Helicopter crash in France

On 7 March 2021, a Eurocopter AS350 Écureuil helicopter crashed in Touques, Calvados, Normandy, France. The French politician and billionaire Olivier Dassault and the pilot were killed.

==Aircraft==
The aircraft involved in the accident was a Eurocopter AS350 Écureuil registration F-GIBM. Its registered operator was Dolijet, a company of which Dassault was the chairman. The airframe had over 8,000 flying hours and the most recent Airworthiness certificate had been provided in July 2020. On March 5, two days before the crash, the pilot and mechanic noted that the artificial horizon indicator was inoperative.

==Accident==
The accident was investigated by France's air accident investigation bureau the BEA. The aircraft was due to take a flight from a private helipad in Touques to another privately owned helipad in Beauvais at a property owned by Dassault. The helicopter landing site, chosen the day prior, was restricted by surrounding trees. The highest of which was 23 meters.
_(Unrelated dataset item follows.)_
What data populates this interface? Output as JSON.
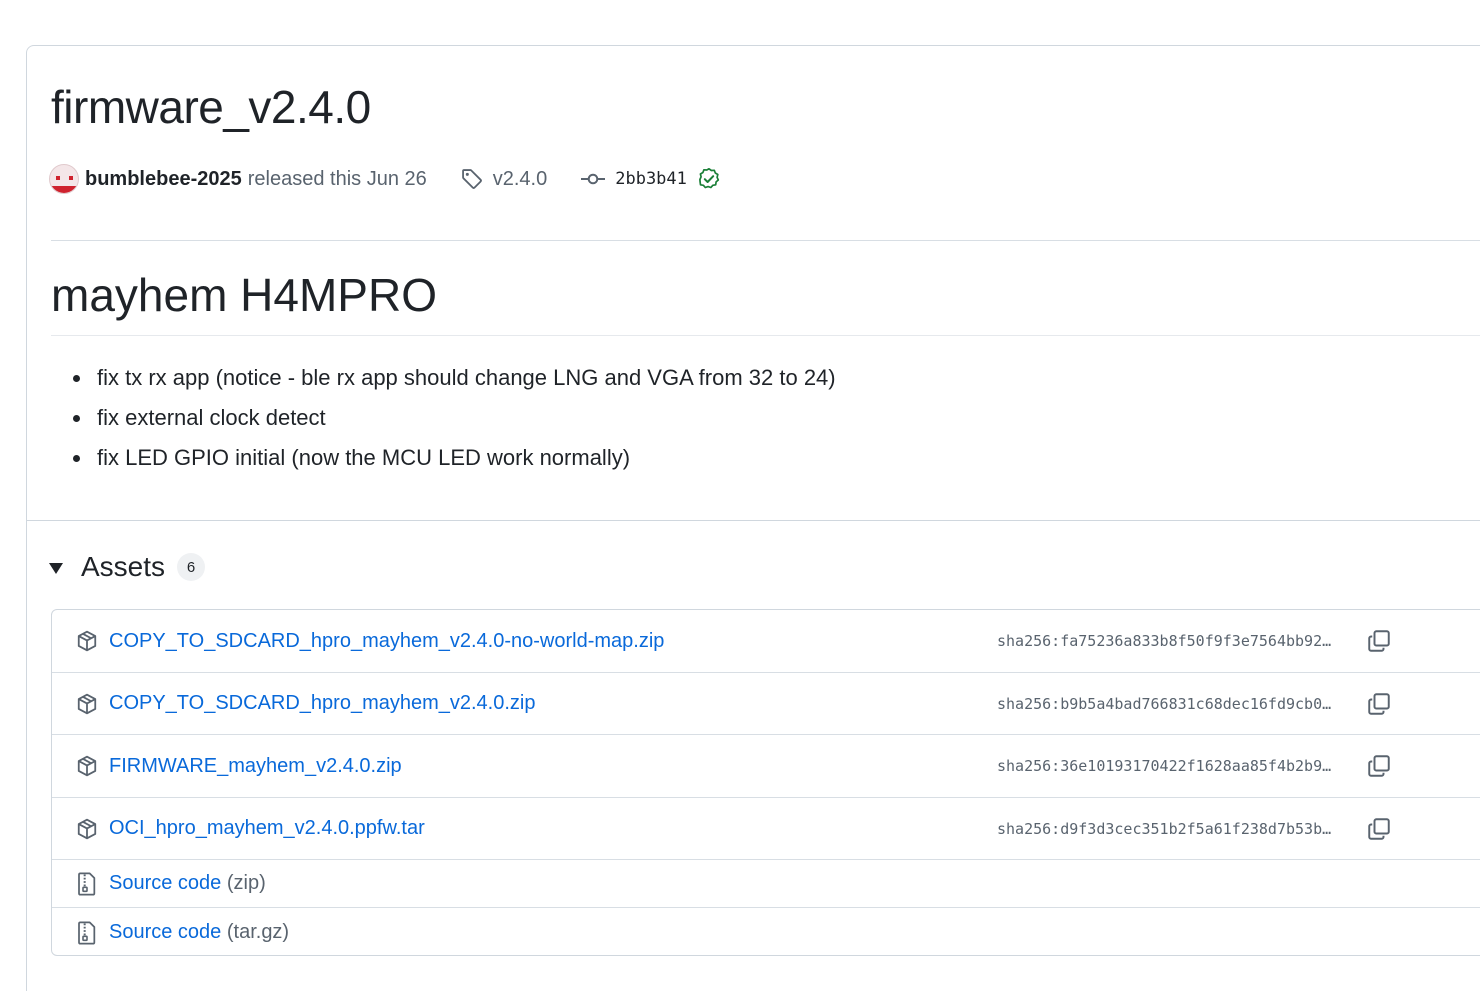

Shortly after the engine start up, the aircraft was in hover-flight, then climbed vertically next to these trees before the main rotor struck a tree at around 19 meters. At impact the tail boom separated from the aircraft, with 90% of the rivets shearing. The impact also led to an overtorque on the main rotor hub, which ripped away the front passenger seats. The aircraft yawed whilst flying forward, fell and struck the ground around 50 meters from the take off point.

== Causes ==
The BEA concluded that the landing site chosen had restricted the possibility of a safe manoeuvre for take off, and the pilot had a small safety margin with tree branches that were in shade. They believed that the pilot may have had difficulty assessing the distance to the branches due to the shade and low light contrast. The BEA issued two safety recommendations in their report. These were in respect to training for the use of this type of aircraft in confined areas, and furthermore awareness of ageing performance of the visual system.